Importance des délais

En l’espèce, les délais de saisine des juridictions n’ont pas été respectés par la société Sony, les procès-verbaux de saisies-contrefaçon ont été écartés car irrecevables. La mesure de retenue est levée de plein droit à défaut, pour le titulaire des droits, dans un délai de 10 jours ouvrables, à compter de la notification de la retenue des marchandises, de justifier auprès des services douaniers soit de mesures conservatoires décidées par la juridiction civile compétente, soit de s’être pourvu par la voie civile ou par la voir correctionnelle et d’avoir constitué les garanties destinées à l’indemnisation éventuelle du détenteur des marchandises au cas où la contrefaçon ne serait pas reconnue ultérieurement. Le titulaire dispose d’un délai de 20 jours ouvrables ou 31 jours civils si ce délai est plus long à compter du jour où est intervenue la saisie ou la description, pour saisir le juge du fond.

En revanche, la contrefaçon pouvant être prouvée par tous moyens, la société Sony a pu s’appuyer sur des procès-verbaux de constat d’achat.

Manettes de jeu compatibles : le doute sur la contrefaçon

Le caractère vraisemblable de l’atteinte aux droits de Sony était toutefois insuffisamment caractérisé. En effet, les manettes de jeux vidéo en cause étaient présentées à la vente comme des produits compatibles avec les manettes de jeu Playstation PS3. Les  logiciels de jeu utilisent les logos triangle, rond, croix et carré aux fins d’identification des quatre touches, et de mémorisation ; ces logos ont également une fonction sémantique permettant dans les manuels d’emploi de désigner une touche par un symbole, conformément à ce qui se produit pour tout appareil électrique, électronique ou informatique ; pour exercer ces 3 fonctions, les manettes de jeu compatibles PS3 doivent pouvoir comporter les symboles qui constituent donc une caractéristique de la manette de jeu compatible dont le propriétaire de la marque ne peut interdire l’usage.

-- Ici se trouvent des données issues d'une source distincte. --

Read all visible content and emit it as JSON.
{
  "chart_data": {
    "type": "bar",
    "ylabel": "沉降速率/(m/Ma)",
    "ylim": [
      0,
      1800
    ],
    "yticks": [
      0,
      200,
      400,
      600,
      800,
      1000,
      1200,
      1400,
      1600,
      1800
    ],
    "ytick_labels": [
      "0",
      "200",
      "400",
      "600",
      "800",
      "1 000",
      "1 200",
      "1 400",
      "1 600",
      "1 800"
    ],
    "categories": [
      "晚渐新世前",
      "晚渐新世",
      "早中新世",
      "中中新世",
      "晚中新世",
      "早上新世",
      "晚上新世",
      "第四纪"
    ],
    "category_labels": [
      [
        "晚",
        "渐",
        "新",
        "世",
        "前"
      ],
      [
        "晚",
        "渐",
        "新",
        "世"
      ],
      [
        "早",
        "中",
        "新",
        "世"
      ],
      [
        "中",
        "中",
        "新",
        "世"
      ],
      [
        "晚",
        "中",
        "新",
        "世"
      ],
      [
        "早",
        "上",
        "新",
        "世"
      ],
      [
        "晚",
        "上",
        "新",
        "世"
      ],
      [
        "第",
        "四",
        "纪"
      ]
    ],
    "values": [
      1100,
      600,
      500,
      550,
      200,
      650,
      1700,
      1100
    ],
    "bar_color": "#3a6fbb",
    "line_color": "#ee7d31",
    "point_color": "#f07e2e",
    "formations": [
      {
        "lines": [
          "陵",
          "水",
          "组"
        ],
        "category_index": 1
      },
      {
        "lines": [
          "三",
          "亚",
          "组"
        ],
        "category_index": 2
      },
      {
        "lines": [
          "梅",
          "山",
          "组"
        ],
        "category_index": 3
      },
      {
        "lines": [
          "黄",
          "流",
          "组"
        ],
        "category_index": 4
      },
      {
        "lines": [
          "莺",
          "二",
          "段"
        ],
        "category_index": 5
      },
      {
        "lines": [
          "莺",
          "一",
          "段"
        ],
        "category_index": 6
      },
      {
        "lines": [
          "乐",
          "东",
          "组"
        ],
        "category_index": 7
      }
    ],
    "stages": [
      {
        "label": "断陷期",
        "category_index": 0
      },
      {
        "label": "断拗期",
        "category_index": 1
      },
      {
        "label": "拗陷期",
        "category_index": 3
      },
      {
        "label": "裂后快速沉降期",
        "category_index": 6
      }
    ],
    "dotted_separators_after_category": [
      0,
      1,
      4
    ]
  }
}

De surcroît, le droit conféré par la marque communautaire ne permet pas à son titulaire d’interdire à un tiers l’usage, dans la vie des affaires : i) d’indications relatives à l’espèce, à la qualité, à la quantité, à la destination, à la valeur, à la provenance géographique, à l’époque de la production du produit ou de la prestation du service ou à d’autres caractéristiques de ceux-ci; ii) de la marque lorsqu’il est nécessaire pour indiquer pour indiquer la destination d’un produit ou d’un service, notamment en tant qu’accessoire ou pièce détachée.

Destinées à une clientèle initiée aux jeux sur consoles, les manettes arguées de contrefaçon ne présentaient donc que peu de risque de confusion tant la forme comme les logos figurant sur les manettes Sony sont reconnaissables.